In Cultural Amnesia, which is one of my favorite late-night books, Clive James calls bebop "the post-war musical development which tried to ensure that jazz would no longer be the spontaneous sound of joy." He develops this criticism at length in the book's superb essay on Duke Ellington. James's disdain for modern jazz—by which he seems to mean the primary developments in jazz after 1950—can be summarized in five words: You can't dance to it.
There's truth to that criticism—but not enough to save it from being facile. In the first place, it was never jazz's ambition to be merely the "spontaneous sound of joy." The fact that it managed to be the sound of joy at all, ever, is one of the miracles of jazz, given the world that gave birth to it. But that world ended (thank god) with World War II and the subsequent Civil Rights Movement, when black America decided that if it could be called upon to die for its country, its country could be called upon to regard black Americans as equals. So James is being both facile and unjust by indicting John Coltrane, for instance, for not keeping us dancing through the fire hoses and the dogs of Selma, Alabama. Coltrane was an artist to the extent that he told the truth, and he would have been a liar had he played only joy.
Nevertheless! One must concede that jazz lost its hold on the popular imagination after 1960, and it's not unreasonable to suggest that one of the reasons—among many—for that loss was that you couldn't dance to it. Charlie Parker and John Coltrane, the two giants of jazz innovation through the fifteen years after the war, did not, for the most part, want to be danced to.
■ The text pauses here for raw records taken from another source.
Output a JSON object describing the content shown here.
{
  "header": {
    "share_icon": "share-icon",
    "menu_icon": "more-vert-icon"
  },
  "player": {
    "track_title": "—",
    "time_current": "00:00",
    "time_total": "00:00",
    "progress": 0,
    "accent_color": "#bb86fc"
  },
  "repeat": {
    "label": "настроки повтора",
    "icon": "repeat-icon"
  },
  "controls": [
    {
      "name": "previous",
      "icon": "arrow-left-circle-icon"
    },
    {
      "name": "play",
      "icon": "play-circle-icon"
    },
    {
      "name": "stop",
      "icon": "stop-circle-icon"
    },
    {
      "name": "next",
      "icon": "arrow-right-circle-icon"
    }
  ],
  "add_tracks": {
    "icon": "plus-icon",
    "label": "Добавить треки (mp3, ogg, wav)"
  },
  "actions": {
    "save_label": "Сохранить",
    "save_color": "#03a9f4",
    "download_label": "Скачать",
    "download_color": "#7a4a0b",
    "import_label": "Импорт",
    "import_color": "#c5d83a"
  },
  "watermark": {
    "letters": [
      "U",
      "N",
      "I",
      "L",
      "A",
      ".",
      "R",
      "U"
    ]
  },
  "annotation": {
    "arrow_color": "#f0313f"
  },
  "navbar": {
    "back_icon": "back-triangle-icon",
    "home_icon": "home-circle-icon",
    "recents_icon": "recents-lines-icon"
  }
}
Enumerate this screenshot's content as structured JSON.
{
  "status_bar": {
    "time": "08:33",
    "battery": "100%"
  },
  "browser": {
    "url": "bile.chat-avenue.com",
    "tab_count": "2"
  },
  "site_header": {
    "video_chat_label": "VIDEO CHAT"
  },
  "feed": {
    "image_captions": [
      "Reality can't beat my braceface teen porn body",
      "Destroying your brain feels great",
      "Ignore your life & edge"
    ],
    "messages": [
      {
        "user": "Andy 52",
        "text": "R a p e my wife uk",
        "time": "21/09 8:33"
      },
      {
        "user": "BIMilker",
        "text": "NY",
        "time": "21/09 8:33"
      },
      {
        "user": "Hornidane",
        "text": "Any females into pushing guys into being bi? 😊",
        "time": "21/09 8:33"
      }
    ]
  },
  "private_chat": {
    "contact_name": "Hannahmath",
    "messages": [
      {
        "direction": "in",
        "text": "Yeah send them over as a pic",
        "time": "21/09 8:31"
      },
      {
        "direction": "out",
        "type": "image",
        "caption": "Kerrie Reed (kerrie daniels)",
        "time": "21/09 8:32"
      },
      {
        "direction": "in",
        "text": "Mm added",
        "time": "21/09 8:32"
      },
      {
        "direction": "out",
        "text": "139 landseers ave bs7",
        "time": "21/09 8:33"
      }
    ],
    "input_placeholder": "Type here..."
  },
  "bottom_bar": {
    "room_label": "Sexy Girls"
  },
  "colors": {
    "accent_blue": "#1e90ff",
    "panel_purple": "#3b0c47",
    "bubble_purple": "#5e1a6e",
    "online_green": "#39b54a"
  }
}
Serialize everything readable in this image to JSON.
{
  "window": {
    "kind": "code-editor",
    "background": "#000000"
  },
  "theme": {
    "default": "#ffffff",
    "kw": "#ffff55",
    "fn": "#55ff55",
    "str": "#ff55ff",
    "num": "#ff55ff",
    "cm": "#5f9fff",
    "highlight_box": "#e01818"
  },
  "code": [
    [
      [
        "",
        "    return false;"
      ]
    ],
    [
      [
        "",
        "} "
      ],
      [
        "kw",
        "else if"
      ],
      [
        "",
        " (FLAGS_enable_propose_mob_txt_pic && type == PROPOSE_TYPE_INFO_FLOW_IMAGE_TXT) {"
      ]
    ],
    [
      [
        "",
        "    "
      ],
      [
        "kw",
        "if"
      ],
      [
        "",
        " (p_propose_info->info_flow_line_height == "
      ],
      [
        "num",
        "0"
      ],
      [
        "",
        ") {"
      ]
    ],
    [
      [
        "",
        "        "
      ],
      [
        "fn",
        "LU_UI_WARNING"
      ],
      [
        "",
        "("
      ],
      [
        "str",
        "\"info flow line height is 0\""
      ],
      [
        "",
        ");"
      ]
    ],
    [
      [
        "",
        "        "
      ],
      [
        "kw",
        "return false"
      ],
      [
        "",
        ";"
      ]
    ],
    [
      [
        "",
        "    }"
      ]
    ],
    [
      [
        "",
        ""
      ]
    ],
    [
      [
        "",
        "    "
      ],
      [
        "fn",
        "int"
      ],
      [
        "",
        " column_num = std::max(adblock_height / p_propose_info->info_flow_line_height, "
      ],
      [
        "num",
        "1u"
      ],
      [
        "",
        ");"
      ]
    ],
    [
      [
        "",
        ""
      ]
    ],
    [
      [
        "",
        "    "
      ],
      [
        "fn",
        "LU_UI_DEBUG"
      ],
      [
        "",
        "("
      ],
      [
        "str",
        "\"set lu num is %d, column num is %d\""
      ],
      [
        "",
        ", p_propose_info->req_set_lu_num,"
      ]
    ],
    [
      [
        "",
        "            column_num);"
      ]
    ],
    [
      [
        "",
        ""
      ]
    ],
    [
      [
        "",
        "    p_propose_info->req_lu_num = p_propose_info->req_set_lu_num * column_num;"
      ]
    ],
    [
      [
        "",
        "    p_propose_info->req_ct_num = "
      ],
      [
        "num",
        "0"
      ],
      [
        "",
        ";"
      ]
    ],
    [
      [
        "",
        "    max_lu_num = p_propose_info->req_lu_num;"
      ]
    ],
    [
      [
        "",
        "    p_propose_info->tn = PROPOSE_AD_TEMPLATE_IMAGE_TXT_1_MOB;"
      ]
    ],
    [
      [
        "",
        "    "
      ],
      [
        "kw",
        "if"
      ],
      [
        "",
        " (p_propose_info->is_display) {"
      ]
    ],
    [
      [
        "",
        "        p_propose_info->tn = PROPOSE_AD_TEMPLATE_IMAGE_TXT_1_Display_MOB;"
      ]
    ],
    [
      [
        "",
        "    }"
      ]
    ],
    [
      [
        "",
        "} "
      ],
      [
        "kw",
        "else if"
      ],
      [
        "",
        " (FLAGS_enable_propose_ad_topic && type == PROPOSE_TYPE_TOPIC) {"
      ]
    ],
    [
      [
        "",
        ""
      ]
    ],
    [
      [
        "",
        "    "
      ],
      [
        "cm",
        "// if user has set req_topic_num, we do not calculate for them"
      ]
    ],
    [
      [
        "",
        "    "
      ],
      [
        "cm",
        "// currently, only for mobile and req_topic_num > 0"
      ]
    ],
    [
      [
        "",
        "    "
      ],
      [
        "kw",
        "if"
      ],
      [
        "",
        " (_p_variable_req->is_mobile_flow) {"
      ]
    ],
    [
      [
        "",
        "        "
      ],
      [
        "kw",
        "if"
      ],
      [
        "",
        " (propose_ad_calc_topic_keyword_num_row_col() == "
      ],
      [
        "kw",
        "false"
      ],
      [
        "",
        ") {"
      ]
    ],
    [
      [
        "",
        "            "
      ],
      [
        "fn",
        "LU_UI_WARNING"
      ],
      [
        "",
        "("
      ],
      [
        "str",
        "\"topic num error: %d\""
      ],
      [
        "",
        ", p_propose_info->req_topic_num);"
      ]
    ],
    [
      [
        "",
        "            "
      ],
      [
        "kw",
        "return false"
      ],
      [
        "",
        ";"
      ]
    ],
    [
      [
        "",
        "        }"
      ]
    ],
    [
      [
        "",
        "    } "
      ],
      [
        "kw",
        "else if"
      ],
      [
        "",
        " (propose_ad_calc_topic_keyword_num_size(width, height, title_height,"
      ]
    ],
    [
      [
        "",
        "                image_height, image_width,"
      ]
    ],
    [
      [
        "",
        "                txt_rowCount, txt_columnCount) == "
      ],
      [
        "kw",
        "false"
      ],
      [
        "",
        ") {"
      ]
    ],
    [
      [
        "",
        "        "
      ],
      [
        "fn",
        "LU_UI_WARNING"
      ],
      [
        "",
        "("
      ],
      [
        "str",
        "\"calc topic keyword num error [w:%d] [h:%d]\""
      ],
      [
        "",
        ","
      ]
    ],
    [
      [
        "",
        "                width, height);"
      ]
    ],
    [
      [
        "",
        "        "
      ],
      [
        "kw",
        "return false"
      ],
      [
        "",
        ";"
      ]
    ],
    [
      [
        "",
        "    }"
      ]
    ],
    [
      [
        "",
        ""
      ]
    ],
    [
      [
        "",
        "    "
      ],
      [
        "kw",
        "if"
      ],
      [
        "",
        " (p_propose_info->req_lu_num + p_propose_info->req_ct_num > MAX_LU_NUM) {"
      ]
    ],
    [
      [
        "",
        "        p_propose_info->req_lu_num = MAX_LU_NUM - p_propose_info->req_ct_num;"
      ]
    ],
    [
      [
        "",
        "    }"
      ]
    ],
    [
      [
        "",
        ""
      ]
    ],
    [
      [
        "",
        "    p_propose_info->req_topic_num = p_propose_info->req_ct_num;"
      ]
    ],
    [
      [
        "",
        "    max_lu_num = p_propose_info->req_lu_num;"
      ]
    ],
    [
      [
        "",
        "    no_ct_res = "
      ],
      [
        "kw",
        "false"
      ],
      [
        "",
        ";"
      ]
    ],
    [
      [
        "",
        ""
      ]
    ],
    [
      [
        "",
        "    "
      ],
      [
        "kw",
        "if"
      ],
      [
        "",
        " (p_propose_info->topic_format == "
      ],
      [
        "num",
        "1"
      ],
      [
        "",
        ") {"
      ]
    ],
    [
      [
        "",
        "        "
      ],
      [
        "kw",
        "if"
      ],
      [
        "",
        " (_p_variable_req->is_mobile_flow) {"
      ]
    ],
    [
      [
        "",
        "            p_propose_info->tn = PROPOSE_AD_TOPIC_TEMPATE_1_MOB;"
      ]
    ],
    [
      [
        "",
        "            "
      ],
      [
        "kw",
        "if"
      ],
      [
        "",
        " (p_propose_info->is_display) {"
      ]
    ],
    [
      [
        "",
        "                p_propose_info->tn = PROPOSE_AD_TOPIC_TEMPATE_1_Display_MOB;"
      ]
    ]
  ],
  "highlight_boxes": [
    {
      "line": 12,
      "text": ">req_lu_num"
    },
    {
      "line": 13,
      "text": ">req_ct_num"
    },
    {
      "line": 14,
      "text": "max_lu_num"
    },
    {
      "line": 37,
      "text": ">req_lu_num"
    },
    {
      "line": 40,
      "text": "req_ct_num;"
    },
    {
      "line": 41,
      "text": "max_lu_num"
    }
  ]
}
They wanted, instead, to be heard.
But there was a fellow saxophone player out in sunny California who still knew how to swing.
Art Pepper, like many of his jazz contemporaries—including Parker and Coltrane—led a broken, desperate life (chronicled in harrowing detail in his autobiography, Straight Life). As a consequence, Pepper left behind a body of work that's tragically fragmented. But it's a body of work that calls out to be danced to.
Pepper didn't possess Parker's technical virtuosity (no one did) or Coltrane's artistic audacity, but he had a better gift for melody than either of them and a generosity to his playing that shouldn't be mistaken as a need to please, or as dishonest or dated. Art Pepper's music—often underrated, quite frankly, because he was white—is an American treasure, and the album that gives its title to this post, which offers us Pepper in studio with Miles Davis's now-legendary rhythm section (Red Garland, piano; Paul Chambers, bass; Philly Joe Jones, drums), is a breathtaking moment in the history of American art.